When it comes to the operational nuts-and-bolts part of leading a business, there are some great ways to lead with better results.
And this is how you deal with using business information, big data, and analytics strategically to lead through better results.
In his book “Hooked on Customers: The Five Habits of Legendary Customer-Centric Companies,” author Bob Thompson spells out the strategic approach to help with the operational side of leading success.
Below are some of his thoughts and examples.
Using Analytics to Improve the Consumer Experience
Business leaders are turning to analytics to uncover insights in so-called big data. However, big data is like a vein of gold buried under your feet. Unless you can mine it effectively to improve business performance, all that data could be a worthless distraction.
Analytics is a terms applied broadly, perhaps too broadly. The most common form is descriptive analytics used to slice and dice data to understand what happened in the past. But increasingly attention is turning to forward-looking analytics, using specialized algorithms and software.
Prescriptive analytics take it a step further and attempt to actually influence the future. For example, analytics can be used to help a call center agent decide the best offer to present to a customer to increase the odds of making a sale, or to suggest actions to deal with a service issue.
Macy’s is a great example of a major retailer competing for the loyalty of “omnichannel” shoppers—those using multiple channels, such as retail stores, websites, mobile devices, and even social media. Several years ago, the company began a customer-centric shift, led by Julie Bernard, group VP of customer centricity.
Speaking at a 2012 conference, Bernard said her goal was to “put the customer at the center of all decisions.” Sounds good, but old habits die hard in a 150-year-old brand where data was organized around products. The retailer used POS data to analyze product sales but couldn’t figure out what individual consumers were doing. One simple example: Did a spike in sales of a new pair of jeans mean the product was a hit or that one person bought all twelve pairs in a store?
By also looking at data from loyalty programs, credit cards, and other sources, Macy’s was able create a more complete understanding of the products, pricing, and experiences that move “loyals”—those consumers already buying regularly.
Let’s look at another example in the world of e-commerce. Let’s say you want to present shoppers with hotel options in a major metropolitan area like New York.
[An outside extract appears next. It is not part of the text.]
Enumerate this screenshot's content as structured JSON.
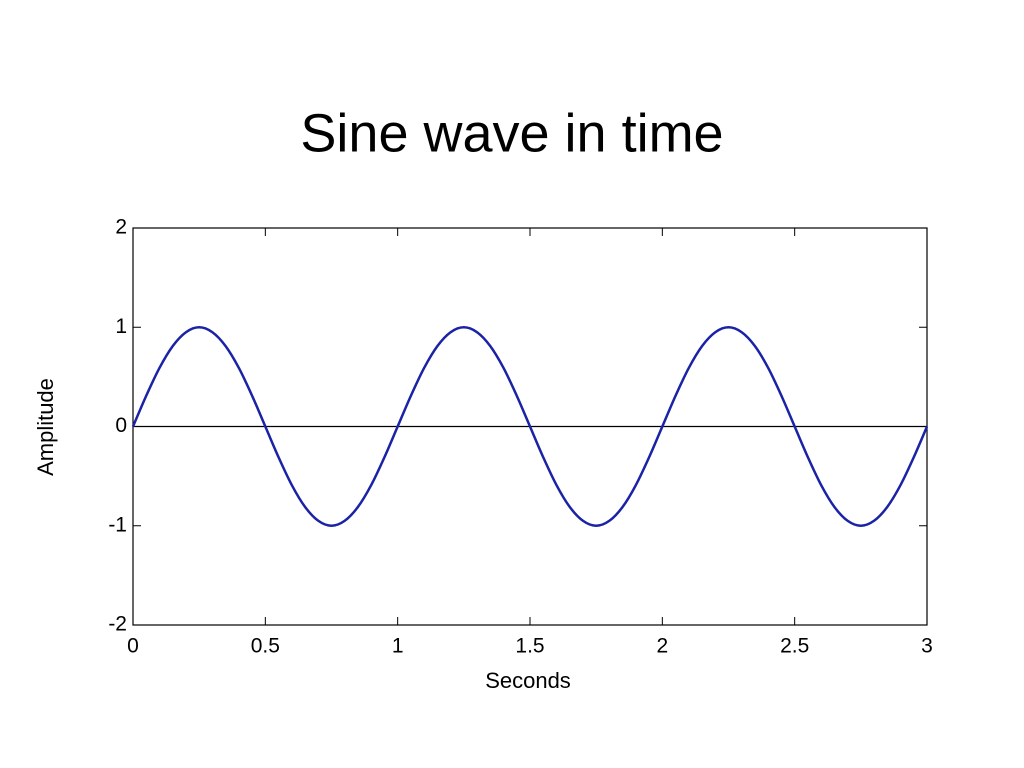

According to then Expedia VP Joe Megibow, most users won’t do a complex search of hundreds of hotels, so it’s critical that Expedia put the “best” options at the top of the list. If your instincts told you to present the cheapest or more popular hotels first, Expedia would frustrate a lot of shoppers and lose bookings.
Analytics determined the factors most likely to meet customer demand, such as real-time availability, inventory by class, rate deals, reviews, and purchase frequency. Then, using technology from an analytics software vendor, Expedia built a predictive analytics model based on the handful of factors that really mattered, out of about two dozen possibilities. The model was operationalized using Expedia’s own proprietary technology.
Result: When consumers search NY hotels, they’re more likely to find the hotels that they really want, and Expedia will get the sale. A great example of technology enabling a win-win.